Голубое небо, жужжание пчел, шмелей, щебет птиц. Непостижимое единение с матушкой-землей… Аксинья давно не была так счастлива.
Дуня, что увязалась за ними в последний миг, запрыгнула в телегу с мужицкой удалью и ходила теперь за Аксиньей, выспрашивая все о травах. Игнашка семенил за Потехой, вязал пучки кипрея, еще не раскрывшего розовые бутоны, пел, вел беседы с дедом. Один шепелявил по старости, второй еще не научился толком говорить, но разговор, кажется, доставлял обоим удовольствие.
– Гляди, мальчонка, коршун – вишь?
– Ишь, – подтверждал Игнашка.
– Кохти у него будь здоров.
– А-а-а, – тянул мальчишка, и так продолжалось бесконечно.
Аксинья и Дуня ушли далеко по берегу Камы, дело было не только в зарослях травы, что зеленой змейкой убегали вдаль. Простор да воля – ни единой живой души вокруг.
Велика земля русская, отец не раз говаривал Аксинье об этом, от стольного града Москвы до Соли Камской ехать и ехать, а там еще и Сибирь… И Степан – перед взором ее вновь встали окаянные царапины – рассказывал иногда о Верхотурье, воротах в дальние земли, о Тюмени, об Астрахани, жарком городе, что стоит где-то далече.
Немного знала об этом знахарка, но женский ум ее не мог охватить, представить всю Россию. А надобно ли ей? Бабья доля – детей рожать да пироги стряпать, но она, глядючи на широкую гладь Камы, на противоположный берег, на убегающие вдаль луга и зеленеющие поля, думала о том, что ей неведомо.

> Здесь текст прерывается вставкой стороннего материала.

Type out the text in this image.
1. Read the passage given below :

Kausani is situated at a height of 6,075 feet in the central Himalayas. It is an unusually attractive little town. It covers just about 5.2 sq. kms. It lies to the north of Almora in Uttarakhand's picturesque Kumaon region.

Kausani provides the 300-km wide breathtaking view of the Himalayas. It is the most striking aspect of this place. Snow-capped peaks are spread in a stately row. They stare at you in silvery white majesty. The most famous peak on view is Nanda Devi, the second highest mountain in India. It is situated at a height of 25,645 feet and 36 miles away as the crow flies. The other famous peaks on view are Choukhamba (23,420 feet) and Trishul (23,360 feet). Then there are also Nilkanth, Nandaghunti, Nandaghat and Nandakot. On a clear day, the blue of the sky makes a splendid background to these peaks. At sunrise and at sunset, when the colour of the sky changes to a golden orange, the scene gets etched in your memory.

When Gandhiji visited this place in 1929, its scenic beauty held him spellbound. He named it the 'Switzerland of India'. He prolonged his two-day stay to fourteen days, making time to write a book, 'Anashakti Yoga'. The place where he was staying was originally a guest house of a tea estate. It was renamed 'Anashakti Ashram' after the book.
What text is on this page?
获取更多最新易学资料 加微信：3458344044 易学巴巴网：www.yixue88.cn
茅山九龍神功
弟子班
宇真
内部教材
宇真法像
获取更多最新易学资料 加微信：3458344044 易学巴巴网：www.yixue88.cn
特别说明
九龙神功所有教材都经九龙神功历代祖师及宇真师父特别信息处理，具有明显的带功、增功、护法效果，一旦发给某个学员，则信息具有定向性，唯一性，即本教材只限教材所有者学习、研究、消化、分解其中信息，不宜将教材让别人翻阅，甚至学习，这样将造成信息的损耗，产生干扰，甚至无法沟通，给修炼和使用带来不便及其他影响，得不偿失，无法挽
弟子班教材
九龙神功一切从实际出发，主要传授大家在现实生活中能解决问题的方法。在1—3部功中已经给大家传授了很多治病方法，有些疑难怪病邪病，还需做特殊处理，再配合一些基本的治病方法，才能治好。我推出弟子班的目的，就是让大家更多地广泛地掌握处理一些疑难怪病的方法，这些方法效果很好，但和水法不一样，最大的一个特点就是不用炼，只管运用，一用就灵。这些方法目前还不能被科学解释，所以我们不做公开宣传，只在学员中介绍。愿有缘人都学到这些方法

Когда солнце уже покатилось к вечеру, собрались на бережке под раскидистой ивой. В корзине Аксинья припасла бутыль с молоком, вареные яйца, ноздреватый хлеб. Игнашку и Дуню после еды сморило, они скоро засопели, развалившись на мягкой траве.
Аксинью сон не брал. Она глядела в бездонное небо до рези в глазах, грызла травинку, гнала тягостные мысли.
– Учудил Штепка какую пакость? – нарушил долгое молчание Потеха.
– Ты не спишь? Да не будем о том…
– Ни с кем ты печалями швоими не делишься, так куда тяжельше.
– Кому печали мои нужны? – Аксинья повернулась и поглядела на деда. Тот сидел, перебирал зачем-то плети лабазника, нюхал каждую, откладывал в сторону те, что ему не пришлись по нраву.
– Не хошь – не говори. А я тебе историю одну рашкажу. Да? – Аксинья кивнула, и старик продолжил. Речь его потекла иначе, и шипения не слыхала, и пред знахаркой словно сами собой разворачивались события.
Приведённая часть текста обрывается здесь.